Exploring ideas of agelessness and the celestial hierarchy, Eternals covers some truly complex themes, brought on by Kirby’s highly unique and intricate premise; introducing a new angle on the superhero genre, celebrating free will, the beauty of humanity’s fallibility, and the necessity of making mistakes – even when you have powerful beings who can manipulate all of that if they so choose. There’s a distinction made between sacrificing yourself for the sake of humanity – even if it means an inevitability of their continued failures – and destroying all life to make way for billions of new lives that don’t exist yet.
The performances are serviceable, with standouts being Nanjiani, Barry Keoghan as the mind-manipulator Druig, and Don Lee as the super-strong Gilgamesh. Angelina Jolie also has a notable role as Thena, an Eternal suffering from a psychological condition that’s thought to be a result of the weight of too many memories (thousands of years worth). Easily the biggest star in this film, the A-list actress’s humble role creates a unique experience as we watch her on the side with barely any lines, yet lighting up each frame that she’s in.

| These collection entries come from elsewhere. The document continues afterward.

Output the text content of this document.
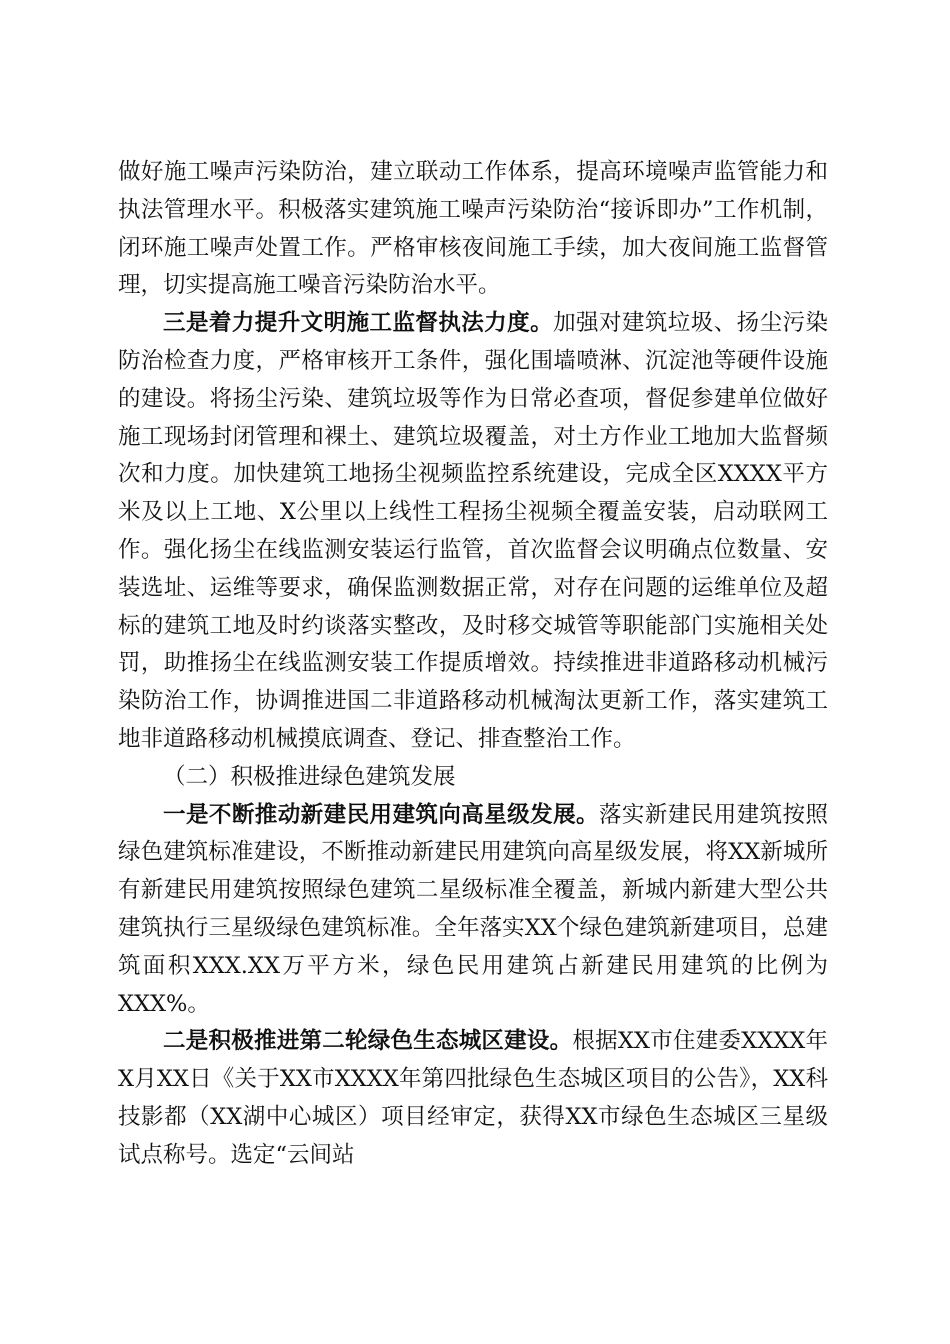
做好施工噪声污染防治，建立联动工作体系，提高环境噪声监管能力和执法管理水平。积极落实建筑施工噪声污染防治“接诉即办”工作机制，闭环施工噪声处置工作。严格审核夜间施工手续，加大夜间施工监督管理，切实提高施工噪音污染防治水平。

三是着力提升文明施工监督执法力度。加强对建筑垃圾、扬尘污染防治检查力度，严格审核开工条件，强化围墙喷淋、沉淀池等硬件设施的建设。将扬尘污染、建筑垃圾等作为日常必查项，督促参建单位做好施工现场封闭管理和裸土、建筑垃圾覆盖，对土方作业工地加大监督频次和力度。加快建筑工地扬尘视频监控系统建设，完成全区XXXX平方米及以上工地、X公里以上线性工程扬尘视频全覆盖安装，启动联网工作。强化扬尘在线监测安装运行监管，首次监督会议明确点位数量、安装选址、运维等要求，确保监测数据正常，对存在问题的运维单位及超标的建筑工地及时约谈落实整改，及时移交城管等职能部门实施相关处罚，助推扬尘在线监测安装工作提质增效。持续推进非道路移动机械污染防治工作，协调推进国二非道路移动机械淘汰更新工作，落实建筑工地非道路移动机械摸底调查、登记、排查整治工作。

（二）积极推进绿色建筑发展

一是不断推动新建民用建筑向高星级发展。落实新建民用建筑按照绿色建筑标准建设，不断推动新建民用建筑向高星级发展，将XX新城所有新建民用建筑按照绿色建筑二星级标准全覆盖，新城内新建大型公共建筑执行三星级绿色建筑标准。全年落实XX个绿色建筑新建项目，总建筑面积XXX.XX万平方米，绿色民用建筑占新建民用建筑的比例为XXX%。

二是积极推进第二轮绿色生态城区建设。根据XX市住建委XXXX年X月XX日《关于XX市XXXX年第四批绿色生态城区项目的公告》，XX科技影都（XX湖中心城区）项目经审定，获得XX市绿色生态城区三星级试点称号。选定“云间站
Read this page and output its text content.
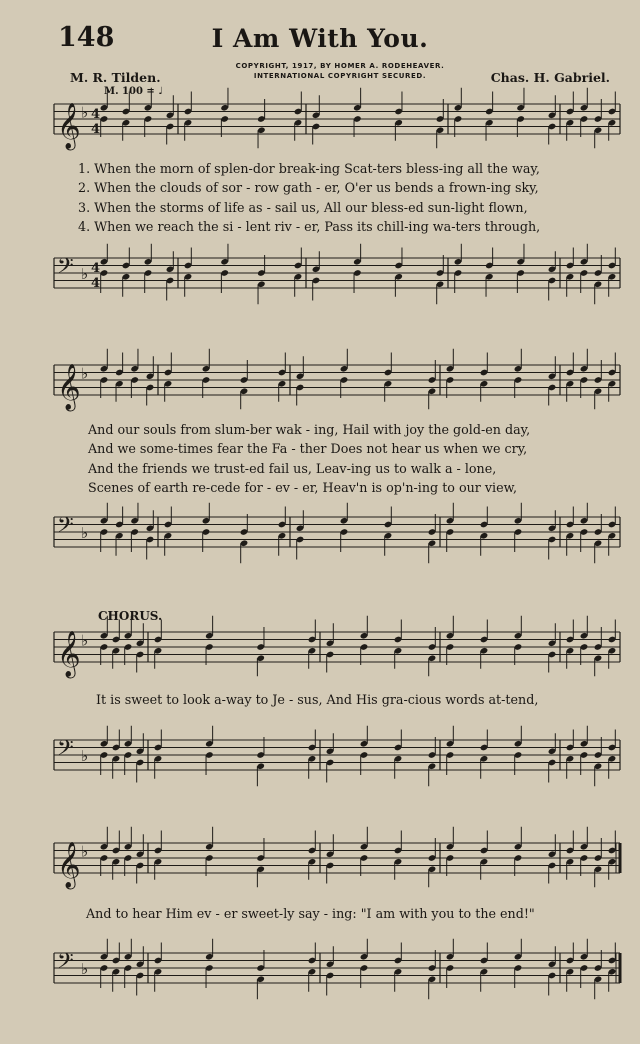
148	I Am With You.
COPYRIGHT, 1917, BY HOMER A. RODEHEAVER.
INTERNATIONAL COPYRIGHT SECURED.
M. R. Tilden.	Chas. H. Gabriel.
M. 100 = ♩
CHORUS.
𝄞 ♭ 4
4
𝄢 ♭ 4
4
𝄞 ♭
𝄢 ♭
𝄞 ♭
𝄢 ♭
𝄞 ♭
𝄢 ♭
1. When the morn of splen-dor break-ing Scat-ters bless-ing all the way,
2. When the clouds of sor - row gath - er, O'er us bends a frown-ing sky,
3. When the storms of life as - sail us, All our bless-ed sun-light flown,
4. When we reach the si - lent riv - er, Pass its chill-ing wa-ters through,
And our souls from slum-ber wak - ing, Hail with joy the gold-en day,
And we some-times fear the Fa - ther Does not hear us when we cry,
And the friends we trust-ed fail us, Leav-ing us to walk a - lone,
Scenes of earth re-cede for - ev - er, Heav'n is op'n-ing to our view,
It is sweet to look a-way to Je - sus, And His gra-cious words at-tend,
And to hear Him ev - er sweet-ly say - ing: "I am with you to the end!"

One of the most thought-provoking films in Marvel’s cinematic oeuvre, Eternals might feel slightly foreign for longtime fans – even weird amidst a world filled with green Hulks, talking racoon antiheroes, and regenerating anthropomorphic trees – but it’s that very deviation into the conceptually peculiar that makes it so welcomed. Growing her story and its characters rather than strictly plotting them out with distinct beats, Zhao continually finds ways to unnerve us through skewing familiar conventions with one or two new risks, the director always barely within her range at the far ends of filmmaking mastery, but mastery nonetheless.